The most rapidly evolving regions of galaxies often display complex optical spectra with emission lines excited by massive stars , shocks and accretion onto supermassive black holes .
Standard calibrations ( such as for the star formation rate ) can not be applied to such mixed spectra .
In this paper we isolate the contributions of star formation , shock excitation and active galactic nucleus ( AGN ) activity to the emission line luminosities of individual spatially resolved regions across the central 3 \times 3 kpc ^ { 2 } region of the active barred spiral galaxy NGC 613 .
The star formation rate and AGN luminosity calculated from the decomposed emission line maps are in close agreement with independent estimates from data at other wavelengths .

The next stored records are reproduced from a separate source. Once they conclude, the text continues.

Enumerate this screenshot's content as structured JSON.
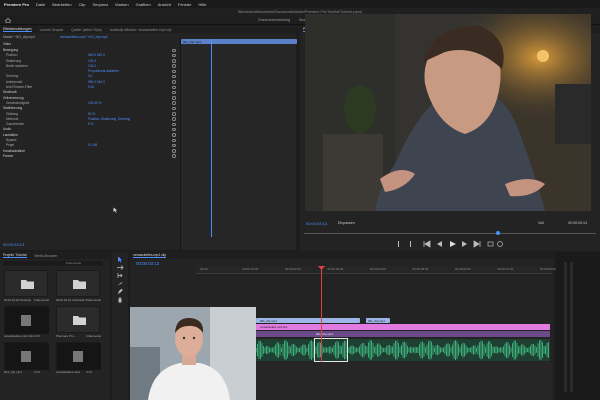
{
  "menubar": {
    "app": "Premiere Pro",
    "items": [
      "Datei",
      "Bearbeiten",
      "Clip",
      "Sequenz",
      "Marken",
      "Grafiken",
      "Ansicht",
      "Fenster",
      "Hilfe"
    ]
  },
  "window_title": "/Benutzer/dirkhuebner/Documents/Adobe/Premiere Pro/Tutorial/Tutorial.prproj",
  "workspace": {
    "tabs": [
      "Zusammenstellung",
      "Bearbeitung",
      "Farbe",
      "Effekte",
      "Audio",
      "Grafiken",
      "Bibliotheken"
    ],
    "active": "Effekte"
  },
  "effect_controls": {
    "tabs": [
      "Effekteinstellungen",
      "Lumetri Scopes",
      "Quelle: (keine Clips)",
      "Audioclip-Mischer: verwackeltes.mp4 clip"
    ],
    "source": "Master * 001_clip.mp4",
    "sequence": "verwackeltes.mp4 * 001_clip.mp4",
    "section_video": "Video",
    "rows": [
      {
        "label": "Bewegung",
        "value": "",
        "section": true
      },
      {
        "label": "Position",
        "value": "960,0    540,0"
      },
      {
        "label": "Skalierung",
        "value": "100,0"
      },
      {
        "label": "Breite skalieren",
        "value": "100,0"
      },
      {
        "label": "",
        "value": "Proportional skalieren"
      },
      {
        "label": "Drehung",
        "value": "0,0"
      },
      {
        "label": "Ankerpunkt",
        "value": "960,0    540,0"
      },
      {
        "label": "Anti-Flimmer-Filter",
        "value": "0,00"
      },
      {
        "label": "Deckkraft",
        "value": "",
        "section": true
      },
      {
        "label": "Zeitverzerrung",
        "value": "",
        "section": true
      },
      {
        "label": "Geschwindigkeit",
        "value": "100,00 %"
      },
      {
        "label": "Stabilisierung",
        "value": "",
        "section": true
      },
      {
        "label": "Glättung",
        "value": "50 %"
      },
      {
        "label": "Methode",
        "value": "Position, Skalierung, Drehung"
      },
      {
        "label": "Zuschneiden",
        "value": "5 %"
      },
      {
        "label": "Audio",
        "value": "",
        "section": true
      },
      {
        "label": "Lautstärke",
        "value": "",
        "section": true
      },
      {
        "label": "Bypass",
        "value": ""
      },
      {
        "label": "Pegel",
        "value": "0,0 dB"
      },
      {
        "label": "Kanallautstärke",
        "value": "",
        "section": true
      },
      {
        "label": "Panner",
        "value": "",
        "section": true
      }
    ],
    "mini_timeline_clip": "001_clip.mp4",
    "timecode": "00:00:03:13"
  },
  "program_monitor": {
    "title": "Programm: verwackeltes.mp4 clip",
    "timecode": "00:00:03:13",
    "fit": "Einpassen",
    "quality": "Voll",
    "duration": "00:00:03:13"
  },
  "project": {
    "tabs": [
      "Projekt: Tutorial",
      "Media-Browser"
    ],
    "search_placeholder": "",
    "count": "8 Elemente",
    "items": [
      {
        "name": "2019-10-20 Desktop",
        "meta": "6 Elemente"
      },
      {
        "name": "2019-10-21 Arbeitsab...",
        "meta": "8 Elemente"
      },
      {
        "name": "verwackeltes.mp4 clip",
        "meta": "3:13"
      },
      {
        "name": "Premiere Pro ...",
        "meta": "4 Elemente"
      },
      {
        "name": "001_clip.mp4",
        "meta": "3:13"
      },
      {
        "name": "verwackeltes.mp4",
        "meta": "3:13"
      }
    ]
  },
  "timeline": {
    "tab": "verwackeltes.mp4 clip",
    "timecode": "00:00:03:13",
    "ruler": [
      "00:00",
      "00:00:01:00",
      "00:00:02:00",
      "00:00:03:00",
      "00:00:04:00",
      "00:00:05:00",
      "00:00:06:00",
      "00:00:07:00",
      "00:00:08:00"
    ],
    "clips": {
      "v2a": "001_clip.mp4",
      "v2b": "001_clip.mp4",
      "v1": "verwackeltes.mp4 clip",
      "a1": "001_clip.mp4"
    }
  },
  "colors": {
    "accent": "#4a90ff",
    "clip_pink": "#e27be1",
    "clip_blue": "#9cb6e8",
    "audio_green": "#3ba877",
    "playhead": "#e04040"
  }
}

The star formation component traces the B-band stellar continuum emission , and the AGN component forms an ionization cone which is aligned with the nuclear radio jet .
The optical line emission associated with shock excitation is cospatial with strong H _ { 2 } and [ Fe II ] emission and with regions of high ionized gas velocity dispersion ( \sigma \ga 100 km s ^ { -1 } ) .
The shock component also traces the outer boundary of the AGN ionization cone and may therefore be produced by outflowing material interacting with the surrounding interstellar medium .
Our decomposition method makes it possible to determine the properties of star formation , shock excitation and AGN activity from optical spectra , without contamination from other ionization mechanisms .